CONCLUSÕES ARTICULADAS:
1. Existe um inegável conteúdo ético no art. 225 § 1o, VII, da CF, que se direciona não apenas ao equilíbrio das espécies e/ou aos chamados bons costumes da coletividade, mas aos animais enquanto seres sencientes,capazes de vivenciar dores e sofrimentos, mesmo porque a Moral deve sempre estar acima do Direito;
2. O modelo econômico capitalista e o ritmo industrial de produção faz com que 99% das hipóteses de crueldade para com os animais seja deliberada, como se vê nos matadouros, nos espetáculos públicos de rodeios, circos e vaquejadas, nos centros de controle de zoonoses, nas competições de caça amadora e, principalmente,nas atividades relacionadas à experimentação animal e ao agronegócio;
3. A lei estadual paulista n. 10.470/99, permissiva da jugulação cruenta nos matadouros que servem ao mercado judaico e muçulmano, assim como a lei estadual catarinense n. 11.365/2000, que regulamenta a farra do boi em mangueirões, carecem de ética e de moralidade, uma vez que nenhum dogma religioso e nenhum costume ou tradição podem se legitimar com base na tortura e na crueldade;
4. Prática originária de um erro metodológico difundido pela doutrina mecanicista, a vivissecção submete animais a procedimentos atrozes, devendo ser devidamente fiscalizada por Comissões de Ética e substituída por métodos alternativos preconizados pela lei ambiental, caso contrário a experimentação poderá se traduzir em crime;
5. O Ministério Público é a instituição melhor preparada para exercer a tutela jurídica dos animais, cabendo-lhe, no exercício desse mister, instaurar inquéritos civis e procedimentos verificatórios, celebrar termos de ajustamento de consulta, propor ação civil pública, oferecer denúncias e, se o caso, sugerir transações penais ou medidas pedagógicas que suscitem, no infrator,o respeito pela natureza e pela vida.

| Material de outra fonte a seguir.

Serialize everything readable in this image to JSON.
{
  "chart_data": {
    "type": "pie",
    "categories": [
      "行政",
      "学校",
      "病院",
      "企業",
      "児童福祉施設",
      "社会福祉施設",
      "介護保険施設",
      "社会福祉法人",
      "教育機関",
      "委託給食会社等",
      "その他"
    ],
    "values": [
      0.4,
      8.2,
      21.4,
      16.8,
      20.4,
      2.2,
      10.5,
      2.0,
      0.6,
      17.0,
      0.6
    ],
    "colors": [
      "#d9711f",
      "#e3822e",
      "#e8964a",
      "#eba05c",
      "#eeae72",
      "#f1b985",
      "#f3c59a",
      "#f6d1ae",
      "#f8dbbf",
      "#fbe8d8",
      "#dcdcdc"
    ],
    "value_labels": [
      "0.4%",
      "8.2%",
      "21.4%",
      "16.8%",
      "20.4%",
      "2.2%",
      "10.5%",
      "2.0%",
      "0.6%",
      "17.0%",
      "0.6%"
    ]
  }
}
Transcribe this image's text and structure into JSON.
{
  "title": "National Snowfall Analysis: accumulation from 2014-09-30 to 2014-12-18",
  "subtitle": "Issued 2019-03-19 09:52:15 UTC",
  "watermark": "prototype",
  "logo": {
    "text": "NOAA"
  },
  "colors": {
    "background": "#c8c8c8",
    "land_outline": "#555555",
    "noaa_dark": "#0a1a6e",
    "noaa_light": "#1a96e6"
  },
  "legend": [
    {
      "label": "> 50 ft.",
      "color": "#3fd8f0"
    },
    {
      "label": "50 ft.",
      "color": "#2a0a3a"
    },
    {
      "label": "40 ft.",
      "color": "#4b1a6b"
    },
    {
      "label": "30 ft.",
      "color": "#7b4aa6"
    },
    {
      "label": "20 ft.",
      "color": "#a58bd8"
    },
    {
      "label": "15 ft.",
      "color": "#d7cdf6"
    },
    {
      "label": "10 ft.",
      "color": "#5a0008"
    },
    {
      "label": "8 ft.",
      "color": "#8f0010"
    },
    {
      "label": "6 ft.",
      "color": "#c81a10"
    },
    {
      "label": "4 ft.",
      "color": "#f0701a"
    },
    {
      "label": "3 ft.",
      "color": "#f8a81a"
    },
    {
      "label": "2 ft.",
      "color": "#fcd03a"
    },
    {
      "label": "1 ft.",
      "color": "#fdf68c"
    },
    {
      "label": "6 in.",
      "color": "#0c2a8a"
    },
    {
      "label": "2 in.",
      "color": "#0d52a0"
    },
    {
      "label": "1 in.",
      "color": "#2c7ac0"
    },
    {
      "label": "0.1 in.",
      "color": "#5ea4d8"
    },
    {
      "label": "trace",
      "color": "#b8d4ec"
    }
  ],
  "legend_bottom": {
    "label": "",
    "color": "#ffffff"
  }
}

Laerte Fernando Levai é integrante do Ministério Público do Estado de São Paulo, é promotor de Justiça em São José dos Campos, com atuação na área criminal, ambiental e defesa dos animais. Especialista em Bioética pela Universidade de São Paulo. Membro do Laboratório de Estudos sobre a Intolerância, da USP. Vice-presidente do Instituto Abolicionista Animal. Autor do livro “Direito dos Animais” (Editora Mantiqueira, 2004). Também aprecia literatura, sobretudo a arte poética.